Sabtu, 10 Agustus 2013

Habib Munzir bin Fuad Al Musawa bercerita

Katakanlah: “Hai hamba-hamba-Ku yang malampaui batas terhadap diri mereka sendiri, janganlah kamu berputus asa dari rahmat Allah. Sesungguhnya Allah mengampuni dosa-dosa semuanya. Sesungguhnya Dia-lah yang Maha Pengampun lagi Maha Penyayang. (QS. Az-Zumar: 3) Sungguh Manusia adalah makhluk lemah. Tak kuasa untuk bersih dari dosa dan maksiat. Ditambah dengan godaan pasukan iblis yang berusaha selalu menyeretnya ke dunia hitam. Tidak ada yang maksum kecuali para Nabi yang Allah lindungi dari dosa. Di saat yang sama, Allah membuka pintu taubat yang seluas-luasnya, agar mereka tidak putus asa dari rahmat Sang Pencipta. Tinggal satu yang perlu digugah: Kapan saatnya kita mau bertaubat? Jika Allah sangat menyayangi kita, mengapa diri kita tidak menyayangi diri kita sendiri. Dalam perjalanan pulang dari peperangan, kaum muslimin membawa kemenangan besar. Mereka pulang dengan membawa harta rampasan dan tawanan. Tiba-tiba ada seorang ibu diantara tawanan itu, yang kebingungan mencari anaknya. Sampai akhirnya ketemu dan dia susui. Melihat hal ini, Rasulullah shallallahu ‘alaihi wa sallam bertanya kepada para sahabat, أتروْن هذه طارحةً ولدَها في النار؟ “Mungkinkah wanita ini akan melemparkan anaknya ke api?” Para sahabat spontan menjawab: “Demi Allah, tidak mungkin.” Rasulullah shallallahu ‘alaihi wa sallam kemudian menimpali: الَلَّهُ أرحمُ بعباده مِن هذه بولدها “Allah lebih menyayangi hamba-Nya, dari pada kasih sayang ibu ini kepada anaknya.” (HR. Bukhari).

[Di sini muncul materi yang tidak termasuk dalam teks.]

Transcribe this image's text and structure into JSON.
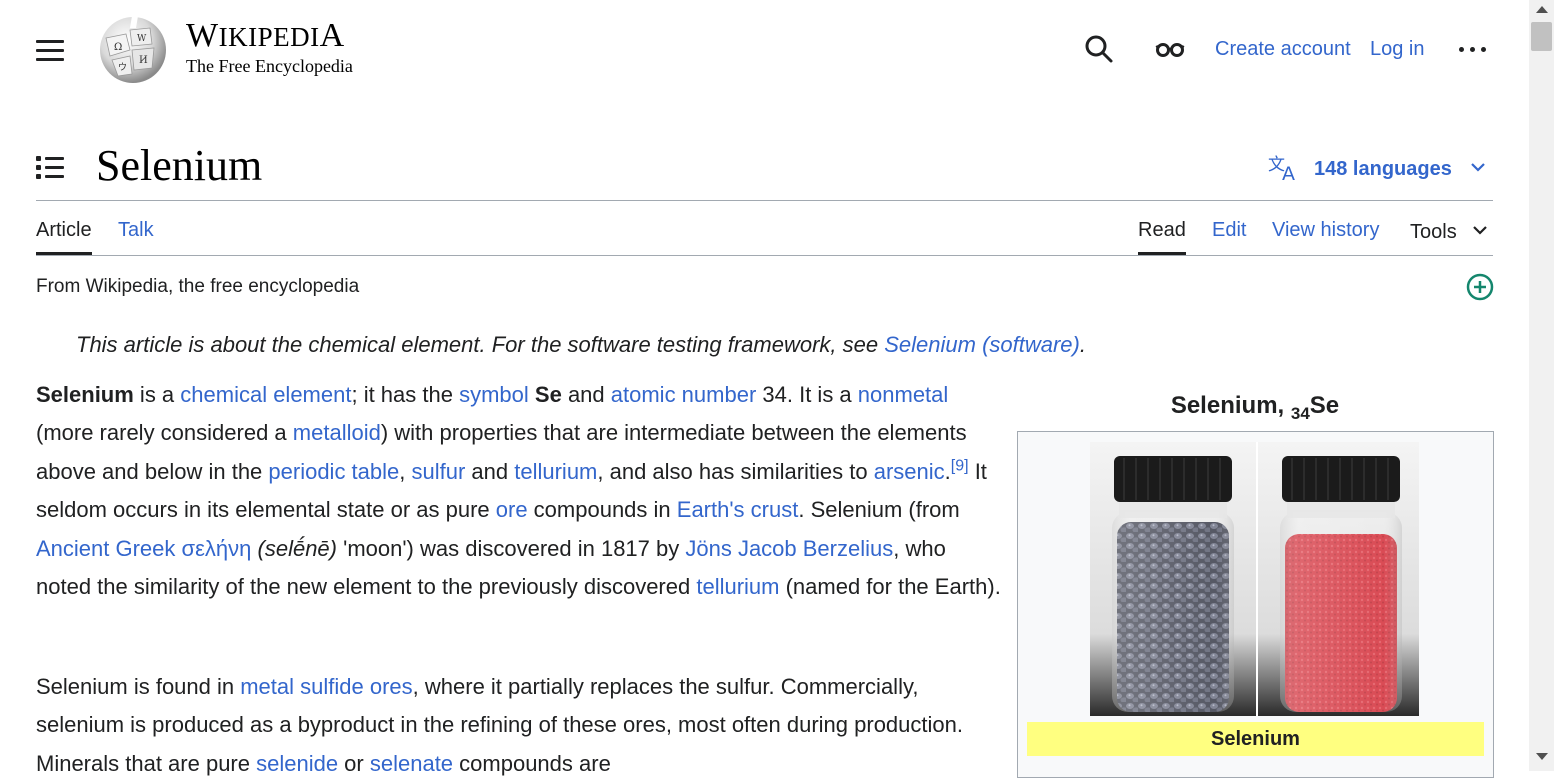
{
  "header": {
    "logo_title": "Wikipedia",
    "logo_title_w": "W",
    "logo_title_iki": "IKIPEDI",
    "logo_title_a": "A",
    "logo_tagline": "The Free Encyclopedia",
    "create_account": "Create account",
    "log_in": "Log in"
  },
  "page": {
    "title": "Selenium",
    "languages": "148 languages",
    "tabs_left": [
      "Article",
      "Talk"
    ],
    "tabs_right": [
      "Read",
      "Edit",
      "View history",
      "Tools"
    ],
    "from": "From Wikipedia, the free encyclopedia",
    "hatnote": {
      "text": "This article is about the chemical element. For the software testing framework, see ",
      "link": "Selenium (software)",
      "end": "."
    },
    "para1": [
      {
        "t": "Selenium",
        "b": true
      },
      {
        "t": " is a "
      },
      {
        "t": "chemical element",
        "l": true
      },
      {
        "t": "; it has the "
      },
      {
        "t": "symbol",
        "l": true
      },
      {
        "t": " "
      },
      {
        "t": "Se",
        "b": true
      },
      {
        "t": " and "
      },
      {
        "t": "atomic number",
        "l": true
      },
      {
        "t": " 34. It is a "
      },
      {
        "t": "nonmetal",
        "l": true
      },
      {
        "t": " (more rarely considered a "
      },
      {
        "t": "metalloid",
        "l": true
      },
      {
        "t": ") with properties that are intermediate between the elements above and below in the "
      },
      {
        "t": "periodic table",
        "l": true
      },
      {
        "t": ", "
      },
      {
        "t": "sulfur",
        "l": true
      },
      {
        "t": " and "
      },
      {
        "t": "tellurium",
        "l": true
      },
      {
        "t": ", and also has similarities to "
      },
      {
        "t": "arsenic",
        "l": true
      },
      {
        "t": "."
      },
      {
        "t": "[9]",
        "l": true,
        "sup": true
      },
      {
        "t": " It seldom occurs in its elemental state or as pure "
      },
      {
        "t": "ore",
        "l": true
      },
      {
        "t": " compounds in "
      },
      {
        "t": "Earth's crust",
        "l": true
      },
      {
        "t": ". Selenium (from "
      },
      {
        "t": "Ancient Greek",
        "l": true
      },
      {
        "t": " "
      },
      {
        "t": "σελήνη",
        "l": true
      },
      {
        "t": " "
      },
      {
        "t": "(selḗnē)",
        "i": true
      },
      {
        "t": " 'moon') was discovered in 1817 by "
      },
      {
        "t": "Jöns Jacob Berzelius",
        "l": true
      },
      {
        "t": ", who noted the similarity of the new element to the previously discovered "
      },
      {
        "t": "tellurium",
        "l": true
      },
      {
        "t": " (named for the Earth)."
      }
    ],
    "para2": [
      {
        "t": "Selenium is found in "
      },
      {
        "t": "metal sulfide ores",
        "l": true
      },
      {
        "t": ", where it partially replaces the sulfur. Commercially, selenium is produced as a byproduct in the refining of these ores, most often during production. Minerals that are pure "
      },
      {
        "t": "selenide",
        "l": true
      },
      {
        "t": " or "
      },
      {
        "t": "selenate",
        "l": true
      },
      {
        "t": " compounds are"
      }
    ]
  },
  "infobox": {
    "title": "Selenium, ",
    "title_sub": "34",
    "title_end": "Se",
    "caption": "Selenium"
  },
  "colors": {
    "link": "#3366cc",
    "text": "#202122",
    "caption_bg": "#ffff80",
    "border": "#a2a9b1"
  },
  "icons": [
    "menu-icon",
    "wikipedia-globe-logo",
    "search-icon",
    "glasses-icon",
    "more-icon",
    "toc-icon",
    "language-icon",
    "chevron-down-icon",
    "add-topic-icon"
  ]
}
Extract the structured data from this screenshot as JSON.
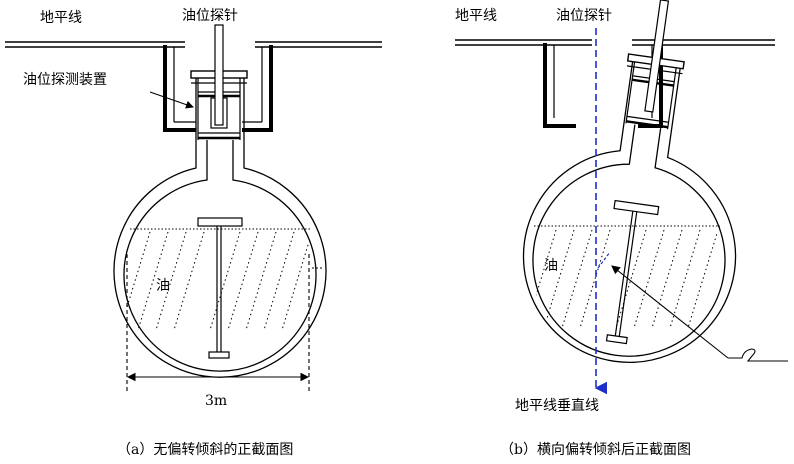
{
  "diagram_a": {
    "ground_label": "地平线",
    "probe_label": "油位探针",
    "device_label": "油位探测装置",
    "oil_label": "油",
    "width_label": "3m",
    "caption": "（a）无偏转倾斜的正截面图"
  },
  "diagram_b": {
    "ground_label": "地平线",
    "probe_label": "油位探针",
    "oil_label": "油",
    "vertical_label": "地平线垂直线",
    "caption": "（b）横向偏转倾斜后正截面图"
  },
  "colors": {
    "line": "#000000",
    "vertical_line": "#1f2ec8"
  }
}
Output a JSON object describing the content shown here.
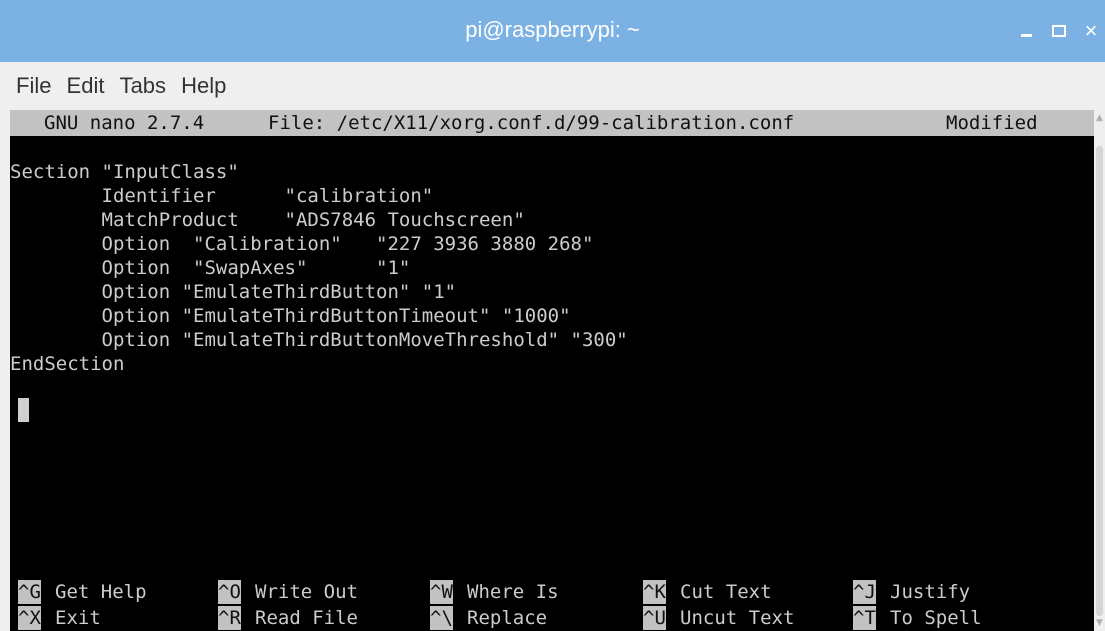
{
  "window": {
    "title": "pi@raspberrypi: ~",
    "controls": {
      "minimize": "minimize",
      "maximize": "maximize",
      "close": "×"
    }
  },
  "menu": [
    "File",
    "Edit",
    "Tabs",
    "Help"
  ],
  "nano": {
    "version": "GNU nano 2.7.4",
    "file": "File: /etc/X11/xorg.conf.d/99-calibration.conf",
    "status": "Modified"
  },
  "content_lines": [
    "Section \"InputClass\"",
    "        Identifier      \"calibration\"",
    "        MatchProduct    \"ADS7846 Touchscreen\"",
    "        Option  \"Calibration\"   \"227 3936 3880 268\"",
    "        Option  \"SwapAxes\"      \"1\"",
    "        Option \"EmulateThirdButton\" \"1\"",
    "        Option \"EmulateThirdButtonTimeout\" \"1000\"",
    "        Option \"EmulateThirdButtonMoveThreshold\" \"300\"",
    "EndSection"
  ],
  "shortcuts": [
    {
      "key": "^G",
      "label": "Get Help"
    },
    {
      "key": "^O",
      "label": "Write Out"
    },
    {
      "key": "^W",
      "label": "Where Is"
    },
    {
      "key": "^K",
      "label": "Cut Text"
    },
    {
      "key": "^J",
      "label": "Justify"
    },
    {
      "key": "^X",
      "label": "Exit"
    },
    {
      "key": "^R",
      "label": "Read File"
    },
    {
      "key": "^\\",
      "label": "Replace"
    },
    {
      "key": "^U",
      "label": "Uncut Text"
    },
    {
      "key": "^T",
      "label": "To Spell"
    }
  ]
}
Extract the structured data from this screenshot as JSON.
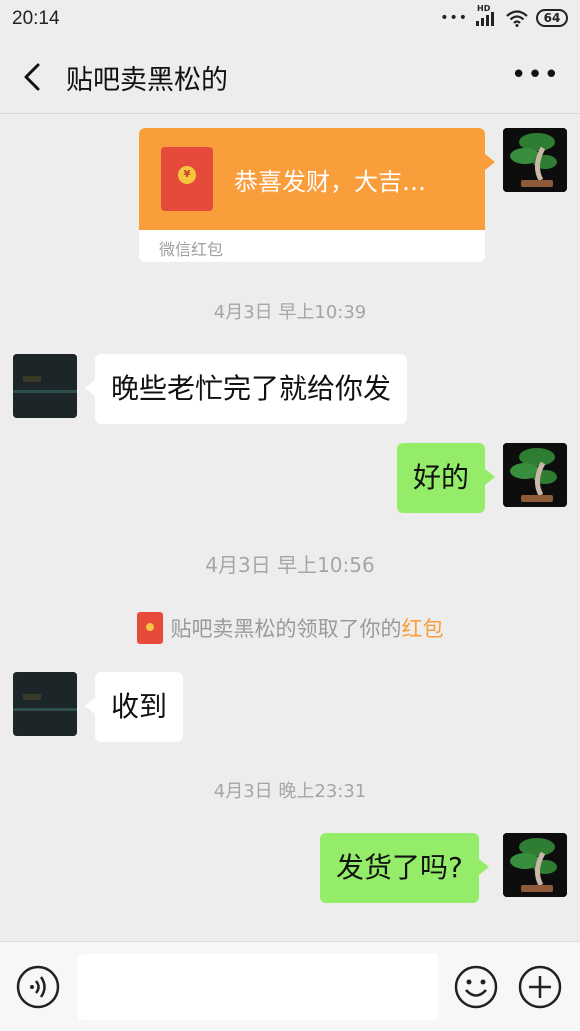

Besarnya Cinta Rasulullah SAW kepada umat

ketika Rasulullah shallallahu 'alaihi wasallam membaca ayat alqur'an (ucapan nabiyullah Ibrahim As): "Ya Tuhanku, sesungguhnya berhala- berhala itu telah menyesatkan kebanyakan daripada manusia, maka barangsiapa yang mengikutiku, maka sesungguhnya orang itu termasuk golonganku, dan barangsiapa yang mendurhakai aku, maka sesungguhnya Engkau, Maha Pengampun lagi Maha Penyayang" (QS. Ibrahim: 36) Kemudian Rasulullah membaca ayat al qur'an lagi (ucapan nabi Isa As): " Jika Engkau menyiksa mereka, maka sesungguhnya mereka adalah hamba-hamba-Mu, dan jika Engkau mengampuni mereka, sesungguhnya Engkaulah Yang Maha Perkasa lagi Maha Bijaksana " ( QS. Al Maidah : 118 ) Maka Rasulullah shallallahu 'alaihi wasallam mengangkat kedua tangannya, menangis dan berdoa: "Wahai Allah, tolonglah ummatku, tolonglah ummatku" Kemudian malaikat Jibril As turun kepada Rasulullah shallallahu 'alaihi wasallam dan berkata: "Wahai Rasul, Allah bertanya apa yang membutmu menangis?" Allah subhanahu wata'ala Maha Tau keadaan beliau- , namun Allah mengutus Jibril As kepada Rasulullah agar beliau mengeluarkan isi hatinya, apa yang menyebabkan beliau menangis. Maka Rasulullah berkata: "Nabi Ibrahim As berlepas diri dari ummatnya yang pendosa, begitu pula nabi Isa As, namun aku tidak bisa begitu saja melepaskan diri dari ummatku yang pendosa, aku tidak mampu mengatakan seperti yang telah diucapkan nabi Ibrahim dan nabi Isa (QS. Ibrahim: 36 dan QS. Al Maaidah: 118)". Maka malaikat Jibril kembali kepada Allah dan Allah subhanahu wata'ala memberi salam kepada nabi Muhammad shallallahu 'alaihi wasallam, kemudian malaikat kembali kepada Rasulullah shallallahu 'alaihi wasallam dan berkata, wahai Rasulullah Allah subhanahu wata'ala telah menyampaikan kepadamu: " Kami telah meridhoi umat-mu dan tidak akan menyakitimu" Maka di saat itu tenanglah perasaan nabi shallallahu 'alaihi wasallam, namun sebelum itu beliau menangis karena tidak bisa berlepas diri dari ummatnya yang berdosa, beliau masih ingin menyelamatkannya, maka Allah berikan hak syafaat kepada nabi Muhammad shallallahu 'alaihi wasallam untuk ummatnya yang pendosa, inilah idola kita yang sesungguhnya Sayyidina Muhammad shallallahu 'alaihi wasallam.. Cintailah , kenalilah wahai Saudara/i ku yang dimuliakan ALLAH, kenalilah Sejarah hidup beliau , Demi ALLAH kalian akan menangis rindu jika kalian telah mengenal SAYYIDINA MUHAMMAD SAW..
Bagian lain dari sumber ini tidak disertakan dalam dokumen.